Au fond la présente contribution se situe au croisement du droit, des sciences affectives et de la médecine. Et c’est ce qui fait tout son intérêt. L’on mesure ainsi que toutes les communications ne sont pas du même ordre. Et pour mieux le comprendre, les auteurs, en particulier F. Girandola et R.V. Joule mettent en évidence de rôle du maillon intermédiaire, à savoir l’acte de décision dans une 'décision librement consentie'. A partir d’analyses de pratiques, ils soulignent le rôle capital de ce qu’ils appellent 'le principe du pied-dans-la-porte' voire du 'double pied-dans-la-porte' : cela revient à demande peu avant de demander davantage, en somme à préparer la décision que l’on attend de l’autre, avec des petits 'riens', comme une petite enquête, coller des dépliants … Cet acte préparatoire doit avoir un coût, mais ne pas être lié à une compensation financière.
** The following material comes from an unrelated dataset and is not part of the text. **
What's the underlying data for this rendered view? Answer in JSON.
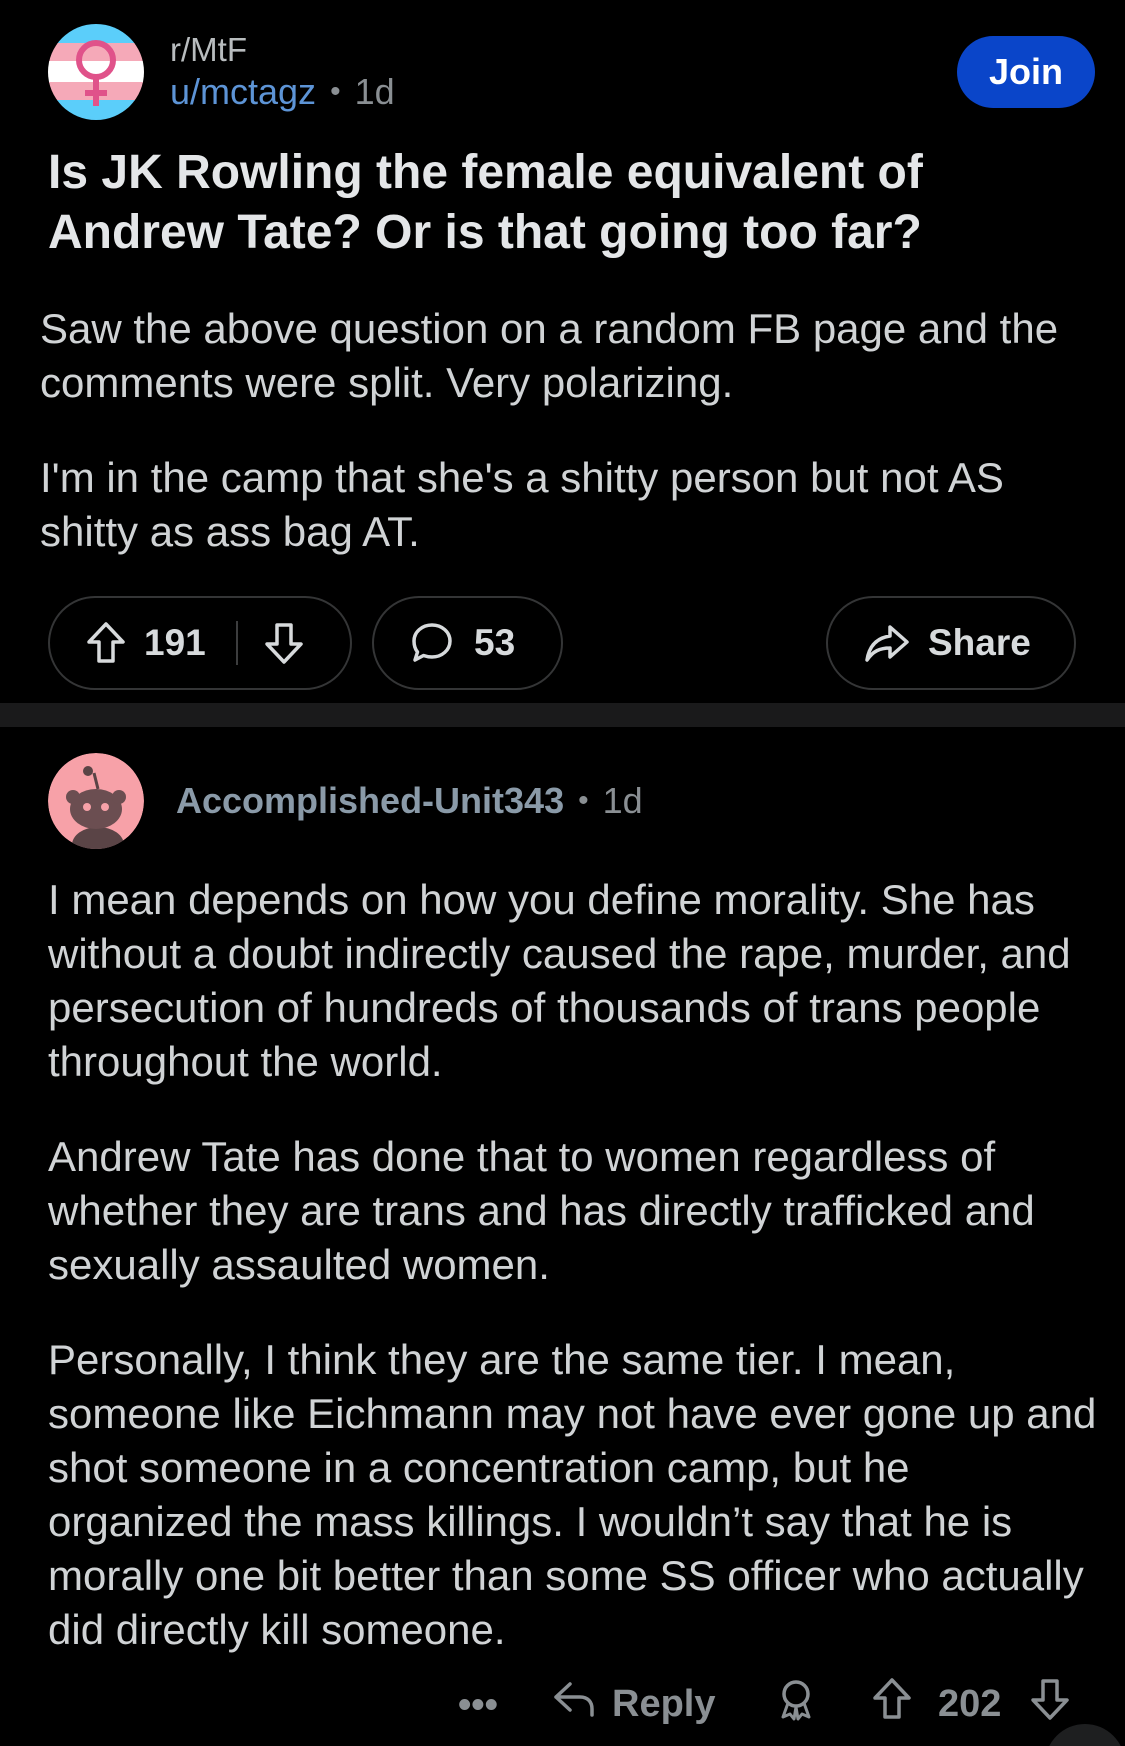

Il doit conférer au final à la cible un rôle d’acteur tout en s’appuyant sur les qualités intérieures du sujet de qui l’on veut obtenir quelque chose. Et il est vrai qu’appliquer cela au don d’organes, augmente singulièrement le nombre de dons ! L’exemple du don de cornées est particulièrement évocateur : une communication engageante !
Impossible de reprendre toutes les contributions (17 auteurs !) de l’ouvrage extrêmement riche : à chaque pas, l’on mesure combien les émotions sont un nœud central de la question des transplantations : les médias l’ont d’ailleurs bien compris (cf. article de R. Hammer épluchant la presse écrite). La seconde partie de l’ouvrage est sans doute plus juridique, analysant le système suisse de transplantation, et les modèles possibles, avant une table ronde finale, à la fois politique, médical, juridique et éthique, confrontant à la légitimité de la promotion du don d’organes avec la question d’une 'efficacité à tout prix'.
On ne sera que recommander cet ouvrage à tous les coordinateurs du don d’organes mais aussi plus largement à tous ceux qui s’intéressent à la communication en vue d’un résultat pratique. D’autant que chaque chapitre est suivi d’une abondante bibliographique qui permet de continuer ce travail."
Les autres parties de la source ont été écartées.